Michael lives in London and Hamburg, and teaches in Florida. He is the author of four books of poems, a book of criticism, and the translator of many books from the German. Here he kindly answers my questions.

Mark Thwaite: Acrimony was a wonderful collection of poems, much of it about your relationship with your father.Was that book important to you? Do you still write poetry?

Michael Hofmann: I haven’t written so many poetry books – four – that they aren’t all important to me, if that doesn’t sound a little plaintive. But with its two-part organization, and the clutch of poems about my father and growing up and so on, I suppose Acrimony packs the most punch. It seems like a book I might have written on purpose, and not like the others, which contain more or less whatever I managed to write over a certain period. I still feel close to the poems in it – especially in the first, non-father, part – which is a little alarming, after almost twenty years. Somewhere in there is the clue too to why I haven’t written more, and why I’m hardly writing anything now. There doesn’t seem to me much wrong with what I have written, but at the same time I don’t want to write any more of it; I’m looking – or waiting – for some kind of new orientation. I’m not sure to what extent I’ve failed – dried up or gone away – and to what extent I’m doing what I always did and always wanted to do, which is a mix of things.

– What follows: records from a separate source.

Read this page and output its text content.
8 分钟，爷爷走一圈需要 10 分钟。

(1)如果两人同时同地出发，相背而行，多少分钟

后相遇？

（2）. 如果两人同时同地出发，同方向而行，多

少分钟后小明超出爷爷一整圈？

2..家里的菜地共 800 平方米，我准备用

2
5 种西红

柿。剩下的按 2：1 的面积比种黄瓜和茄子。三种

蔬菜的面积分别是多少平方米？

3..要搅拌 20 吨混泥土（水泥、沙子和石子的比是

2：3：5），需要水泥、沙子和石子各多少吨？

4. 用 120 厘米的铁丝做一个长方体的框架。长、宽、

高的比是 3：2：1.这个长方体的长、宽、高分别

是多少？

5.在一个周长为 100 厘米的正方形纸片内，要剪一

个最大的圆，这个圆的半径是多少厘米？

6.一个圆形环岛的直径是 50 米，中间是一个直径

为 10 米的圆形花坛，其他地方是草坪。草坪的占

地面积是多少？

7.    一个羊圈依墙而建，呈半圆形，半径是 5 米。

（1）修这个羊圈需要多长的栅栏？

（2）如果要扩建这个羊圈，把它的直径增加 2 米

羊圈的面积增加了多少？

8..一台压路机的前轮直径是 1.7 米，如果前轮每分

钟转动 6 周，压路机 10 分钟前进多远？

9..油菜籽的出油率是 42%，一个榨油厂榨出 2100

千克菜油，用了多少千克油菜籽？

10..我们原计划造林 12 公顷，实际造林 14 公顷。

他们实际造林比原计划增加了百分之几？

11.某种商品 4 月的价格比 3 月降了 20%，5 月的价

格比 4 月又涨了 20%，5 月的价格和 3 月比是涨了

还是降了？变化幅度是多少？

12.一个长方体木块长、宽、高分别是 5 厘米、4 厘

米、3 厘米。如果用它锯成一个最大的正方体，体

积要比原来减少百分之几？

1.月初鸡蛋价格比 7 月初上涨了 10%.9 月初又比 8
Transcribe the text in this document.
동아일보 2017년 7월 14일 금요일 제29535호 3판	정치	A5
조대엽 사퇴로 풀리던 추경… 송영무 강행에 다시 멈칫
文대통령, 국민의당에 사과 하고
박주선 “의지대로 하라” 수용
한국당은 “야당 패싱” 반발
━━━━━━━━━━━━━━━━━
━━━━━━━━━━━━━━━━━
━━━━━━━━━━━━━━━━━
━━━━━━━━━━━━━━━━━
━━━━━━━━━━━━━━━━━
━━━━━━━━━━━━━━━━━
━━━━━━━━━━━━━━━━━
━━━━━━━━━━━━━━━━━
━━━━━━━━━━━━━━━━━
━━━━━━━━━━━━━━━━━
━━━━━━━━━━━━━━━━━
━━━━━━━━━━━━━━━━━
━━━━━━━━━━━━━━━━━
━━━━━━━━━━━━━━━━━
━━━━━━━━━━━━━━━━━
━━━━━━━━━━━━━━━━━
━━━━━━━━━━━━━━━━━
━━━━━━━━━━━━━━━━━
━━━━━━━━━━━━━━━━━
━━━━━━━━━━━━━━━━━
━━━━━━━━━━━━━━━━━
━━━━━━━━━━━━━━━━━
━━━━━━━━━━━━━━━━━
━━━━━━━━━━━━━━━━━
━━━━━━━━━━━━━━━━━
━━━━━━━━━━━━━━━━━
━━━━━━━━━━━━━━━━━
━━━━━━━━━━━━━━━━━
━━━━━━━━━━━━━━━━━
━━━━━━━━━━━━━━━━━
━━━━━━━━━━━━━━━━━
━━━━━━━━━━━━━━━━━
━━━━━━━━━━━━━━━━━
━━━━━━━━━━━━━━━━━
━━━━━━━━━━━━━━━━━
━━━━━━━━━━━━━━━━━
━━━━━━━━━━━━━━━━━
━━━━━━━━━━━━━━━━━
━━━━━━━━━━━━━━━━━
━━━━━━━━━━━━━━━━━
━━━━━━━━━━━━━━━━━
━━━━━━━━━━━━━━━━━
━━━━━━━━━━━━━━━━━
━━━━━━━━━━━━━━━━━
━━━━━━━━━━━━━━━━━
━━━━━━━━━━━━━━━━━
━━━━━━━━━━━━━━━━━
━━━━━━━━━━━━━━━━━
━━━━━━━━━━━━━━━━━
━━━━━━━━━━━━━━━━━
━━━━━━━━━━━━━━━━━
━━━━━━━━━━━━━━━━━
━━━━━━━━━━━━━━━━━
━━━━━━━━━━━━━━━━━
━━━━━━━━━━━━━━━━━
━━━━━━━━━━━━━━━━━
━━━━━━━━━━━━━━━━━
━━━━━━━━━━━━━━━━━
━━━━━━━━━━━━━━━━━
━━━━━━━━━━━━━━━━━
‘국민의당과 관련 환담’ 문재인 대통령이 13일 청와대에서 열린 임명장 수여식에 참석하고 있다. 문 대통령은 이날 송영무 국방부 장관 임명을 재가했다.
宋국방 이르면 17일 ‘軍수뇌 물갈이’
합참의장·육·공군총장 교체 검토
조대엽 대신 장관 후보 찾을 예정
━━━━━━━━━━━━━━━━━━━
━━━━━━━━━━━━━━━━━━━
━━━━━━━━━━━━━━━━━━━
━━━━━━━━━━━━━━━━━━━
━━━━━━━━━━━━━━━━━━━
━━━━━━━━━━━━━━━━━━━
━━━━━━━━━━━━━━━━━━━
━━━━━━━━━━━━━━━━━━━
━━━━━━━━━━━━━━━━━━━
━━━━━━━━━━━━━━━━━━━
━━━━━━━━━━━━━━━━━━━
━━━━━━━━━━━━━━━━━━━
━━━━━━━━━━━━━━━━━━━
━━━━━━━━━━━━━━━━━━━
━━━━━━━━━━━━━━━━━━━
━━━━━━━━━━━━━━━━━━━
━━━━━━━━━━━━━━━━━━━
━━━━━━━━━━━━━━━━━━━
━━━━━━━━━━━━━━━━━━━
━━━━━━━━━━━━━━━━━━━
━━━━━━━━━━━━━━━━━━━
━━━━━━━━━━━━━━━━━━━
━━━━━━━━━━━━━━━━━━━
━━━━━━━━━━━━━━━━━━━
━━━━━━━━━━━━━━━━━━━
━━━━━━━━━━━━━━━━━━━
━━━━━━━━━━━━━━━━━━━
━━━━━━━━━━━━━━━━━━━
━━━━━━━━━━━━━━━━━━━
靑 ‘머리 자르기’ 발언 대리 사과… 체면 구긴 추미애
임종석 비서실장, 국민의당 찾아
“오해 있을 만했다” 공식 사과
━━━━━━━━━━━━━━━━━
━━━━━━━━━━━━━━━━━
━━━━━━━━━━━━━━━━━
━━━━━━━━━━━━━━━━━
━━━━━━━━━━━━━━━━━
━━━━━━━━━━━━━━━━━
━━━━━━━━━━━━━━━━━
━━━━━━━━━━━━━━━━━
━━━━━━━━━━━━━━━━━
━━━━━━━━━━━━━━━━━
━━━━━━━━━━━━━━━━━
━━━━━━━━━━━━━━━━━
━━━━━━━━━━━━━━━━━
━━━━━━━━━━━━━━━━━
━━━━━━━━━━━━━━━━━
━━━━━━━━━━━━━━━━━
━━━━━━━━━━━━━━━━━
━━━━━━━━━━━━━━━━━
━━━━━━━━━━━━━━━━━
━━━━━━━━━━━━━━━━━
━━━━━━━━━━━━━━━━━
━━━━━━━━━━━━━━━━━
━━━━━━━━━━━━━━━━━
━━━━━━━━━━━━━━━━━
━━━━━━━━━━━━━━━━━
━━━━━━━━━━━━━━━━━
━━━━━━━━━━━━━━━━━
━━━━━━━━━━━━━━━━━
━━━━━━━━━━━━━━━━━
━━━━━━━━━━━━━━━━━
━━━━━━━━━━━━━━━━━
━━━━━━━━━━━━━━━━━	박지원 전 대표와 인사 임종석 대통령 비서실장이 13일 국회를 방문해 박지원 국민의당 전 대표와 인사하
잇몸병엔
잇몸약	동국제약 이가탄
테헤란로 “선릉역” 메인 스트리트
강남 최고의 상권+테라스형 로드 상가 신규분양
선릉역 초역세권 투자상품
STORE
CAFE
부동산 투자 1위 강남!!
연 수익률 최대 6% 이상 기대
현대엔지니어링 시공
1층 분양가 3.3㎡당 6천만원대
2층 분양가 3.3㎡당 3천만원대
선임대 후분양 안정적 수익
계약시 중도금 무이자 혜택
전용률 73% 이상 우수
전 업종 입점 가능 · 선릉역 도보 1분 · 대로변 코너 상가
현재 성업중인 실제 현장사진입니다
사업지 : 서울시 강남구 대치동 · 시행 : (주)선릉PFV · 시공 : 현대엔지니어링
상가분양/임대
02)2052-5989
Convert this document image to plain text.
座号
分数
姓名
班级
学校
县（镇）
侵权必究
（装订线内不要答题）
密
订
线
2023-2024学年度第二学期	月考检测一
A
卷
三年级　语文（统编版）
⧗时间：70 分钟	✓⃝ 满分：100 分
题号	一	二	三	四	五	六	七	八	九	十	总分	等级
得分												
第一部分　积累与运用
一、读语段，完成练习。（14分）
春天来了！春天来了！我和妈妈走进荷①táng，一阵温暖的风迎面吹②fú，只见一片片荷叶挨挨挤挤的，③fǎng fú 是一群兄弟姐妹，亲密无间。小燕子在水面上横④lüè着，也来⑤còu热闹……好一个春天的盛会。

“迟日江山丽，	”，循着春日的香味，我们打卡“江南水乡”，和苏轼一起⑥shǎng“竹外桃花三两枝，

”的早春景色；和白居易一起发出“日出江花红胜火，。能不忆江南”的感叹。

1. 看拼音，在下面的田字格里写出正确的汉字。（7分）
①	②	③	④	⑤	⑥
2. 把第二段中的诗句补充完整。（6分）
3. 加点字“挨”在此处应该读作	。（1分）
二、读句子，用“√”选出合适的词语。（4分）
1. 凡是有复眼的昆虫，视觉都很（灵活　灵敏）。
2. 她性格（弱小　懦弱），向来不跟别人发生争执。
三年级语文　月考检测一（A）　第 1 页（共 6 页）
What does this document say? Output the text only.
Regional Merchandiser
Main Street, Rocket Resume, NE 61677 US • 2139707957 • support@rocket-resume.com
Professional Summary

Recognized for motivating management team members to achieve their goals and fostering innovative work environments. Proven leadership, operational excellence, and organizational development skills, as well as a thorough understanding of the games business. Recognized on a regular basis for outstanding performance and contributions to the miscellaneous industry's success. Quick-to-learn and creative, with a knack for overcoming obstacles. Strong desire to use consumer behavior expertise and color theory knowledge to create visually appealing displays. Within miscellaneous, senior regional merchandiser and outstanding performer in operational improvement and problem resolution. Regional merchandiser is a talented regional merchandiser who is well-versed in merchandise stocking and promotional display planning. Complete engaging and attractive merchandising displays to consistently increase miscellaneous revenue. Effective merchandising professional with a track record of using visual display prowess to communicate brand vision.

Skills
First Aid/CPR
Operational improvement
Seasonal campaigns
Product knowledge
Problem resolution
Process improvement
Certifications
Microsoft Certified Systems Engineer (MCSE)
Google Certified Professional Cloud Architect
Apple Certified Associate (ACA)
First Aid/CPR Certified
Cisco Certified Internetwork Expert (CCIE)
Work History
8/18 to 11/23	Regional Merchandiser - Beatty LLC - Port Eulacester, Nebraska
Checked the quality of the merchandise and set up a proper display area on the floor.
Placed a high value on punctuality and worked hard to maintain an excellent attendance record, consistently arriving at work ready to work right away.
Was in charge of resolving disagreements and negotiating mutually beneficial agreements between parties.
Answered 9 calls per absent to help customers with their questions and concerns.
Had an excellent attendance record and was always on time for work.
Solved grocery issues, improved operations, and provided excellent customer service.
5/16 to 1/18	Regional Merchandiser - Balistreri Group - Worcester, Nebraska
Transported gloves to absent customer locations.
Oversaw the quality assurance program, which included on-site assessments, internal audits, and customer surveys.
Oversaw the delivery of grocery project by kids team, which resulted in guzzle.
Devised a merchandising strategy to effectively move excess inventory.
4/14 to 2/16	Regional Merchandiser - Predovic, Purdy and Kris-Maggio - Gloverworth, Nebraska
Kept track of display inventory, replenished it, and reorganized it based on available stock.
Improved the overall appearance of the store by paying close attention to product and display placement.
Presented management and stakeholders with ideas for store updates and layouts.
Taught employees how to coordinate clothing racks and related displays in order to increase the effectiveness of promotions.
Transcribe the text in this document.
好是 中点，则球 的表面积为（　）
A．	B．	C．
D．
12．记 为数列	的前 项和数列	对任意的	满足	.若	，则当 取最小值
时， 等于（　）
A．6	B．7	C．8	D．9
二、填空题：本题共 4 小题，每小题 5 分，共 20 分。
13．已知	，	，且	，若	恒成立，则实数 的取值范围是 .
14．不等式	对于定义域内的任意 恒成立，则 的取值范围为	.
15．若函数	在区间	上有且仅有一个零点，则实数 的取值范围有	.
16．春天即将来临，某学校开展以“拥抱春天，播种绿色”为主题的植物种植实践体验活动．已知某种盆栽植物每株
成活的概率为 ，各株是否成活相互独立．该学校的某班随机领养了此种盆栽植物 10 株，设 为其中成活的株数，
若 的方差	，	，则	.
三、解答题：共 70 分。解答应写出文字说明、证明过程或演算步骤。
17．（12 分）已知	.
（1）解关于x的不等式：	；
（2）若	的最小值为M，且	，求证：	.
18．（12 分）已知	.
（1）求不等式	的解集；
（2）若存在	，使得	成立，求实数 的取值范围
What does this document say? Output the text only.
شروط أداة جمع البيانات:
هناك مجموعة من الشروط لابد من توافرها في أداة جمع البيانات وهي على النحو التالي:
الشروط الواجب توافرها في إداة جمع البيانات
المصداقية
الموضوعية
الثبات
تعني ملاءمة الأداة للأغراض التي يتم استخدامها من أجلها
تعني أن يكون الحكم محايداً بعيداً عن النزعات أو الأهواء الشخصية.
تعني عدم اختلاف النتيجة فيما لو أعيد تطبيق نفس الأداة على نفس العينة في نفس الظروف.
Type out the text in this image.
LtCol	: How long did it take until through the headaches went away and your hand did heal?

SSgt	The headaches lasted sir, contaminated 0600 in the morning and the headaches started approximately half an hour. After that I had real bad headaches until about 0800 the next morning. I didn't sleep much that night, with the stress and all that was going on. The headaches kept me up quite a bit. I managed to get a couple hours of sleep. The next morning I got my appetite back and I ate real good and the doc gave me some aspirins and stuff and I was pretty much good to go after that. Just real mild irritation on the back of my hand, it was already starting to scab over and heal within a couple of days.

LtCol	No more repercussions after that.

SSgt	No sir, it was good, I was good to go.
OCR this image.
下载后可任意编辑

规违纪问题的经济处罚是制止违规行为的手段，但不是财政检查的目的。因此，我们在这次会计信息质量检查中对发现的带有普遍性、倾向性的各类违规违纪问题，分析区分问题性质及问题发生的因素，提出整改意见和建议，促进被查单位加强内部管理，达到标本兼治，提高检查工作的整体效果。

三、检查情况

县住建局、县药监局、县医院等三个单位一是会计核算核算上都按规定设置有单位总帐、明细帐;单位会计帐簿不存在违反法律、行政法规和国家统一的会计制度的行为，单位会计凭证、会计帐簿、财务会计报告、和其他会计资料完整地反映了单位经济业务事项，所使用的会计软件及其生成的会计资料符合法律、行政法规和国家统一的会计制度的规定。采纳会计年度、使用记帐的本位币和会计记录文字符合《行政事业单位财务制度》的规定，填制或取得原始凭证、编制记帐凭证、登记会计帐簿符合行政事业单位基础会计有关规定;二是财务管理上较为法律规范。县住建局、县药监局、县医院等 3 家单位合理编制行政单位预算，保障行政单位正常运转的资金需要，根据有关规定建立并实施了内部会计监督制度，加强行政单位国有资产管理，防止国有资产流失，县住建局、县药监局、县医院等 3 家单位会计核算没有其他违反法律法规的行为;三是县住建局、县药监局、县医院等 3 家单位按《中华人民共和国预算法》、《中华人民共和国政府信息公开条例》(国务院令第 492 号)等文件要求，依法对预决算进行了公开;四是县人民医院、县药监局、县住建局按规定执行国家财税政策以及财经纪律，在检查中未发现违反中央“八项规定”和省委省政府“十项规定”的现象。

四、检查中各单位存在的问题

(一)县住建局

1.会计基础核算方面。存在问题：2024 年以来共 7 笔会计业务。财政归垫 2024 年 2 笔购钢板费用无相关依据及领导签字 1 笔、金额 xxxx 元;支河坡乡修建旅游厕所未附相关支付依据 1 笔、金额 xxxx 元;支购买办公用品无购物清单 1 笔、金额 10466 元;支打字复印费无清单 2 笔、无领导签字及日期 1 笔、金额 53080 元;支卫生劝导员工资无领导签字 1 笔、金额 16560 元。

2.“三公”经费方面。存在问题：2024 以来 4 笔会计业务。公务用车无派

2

That archaic designation, “man of letters”. Though of course I never imagined I’d be reduced to a poem every other year, or whatever it is! A friendly critic – I’m thinking of Dennis O’Driscoll – told me my poems must have taken a lot of living, and that a hiatus in production was not unexpected, and possibly a good thing. I’d like to find some way of writing that was less exorbitant, less antagonistic, less cannibalistic…

MT: I'm guessing from books like The Faber Berryman and Robert Lowell: Poems Selected by Michael Hofmann and your new The Faber Book of 20th Century German Poems that poetry is still important to you!?

MH: Yes, it is. Never in the exclusive way it’s supposed to be important to poets – I’ve always read other things, and held them in higher regard than most poetry – but it’s part of my furniture. Fierce furniture. Those books are projections if you like, or shadows, of the vast time I’ve spent on their authors: Berryman I first wrote about as an undergraduate; Lowell I was supposed to write a PhD on (though I didn’t come close), and I continually re-read; and I’m a sort of autodidact in German poetry. The German anthology is about one-third translated by me, for what that’s worth.

MT: Of late you seem to have been focussing on translation. Is translating the dayjob whilst you concentrate your artistic energy on your own writing or do you see translating itself as a creative endeavour?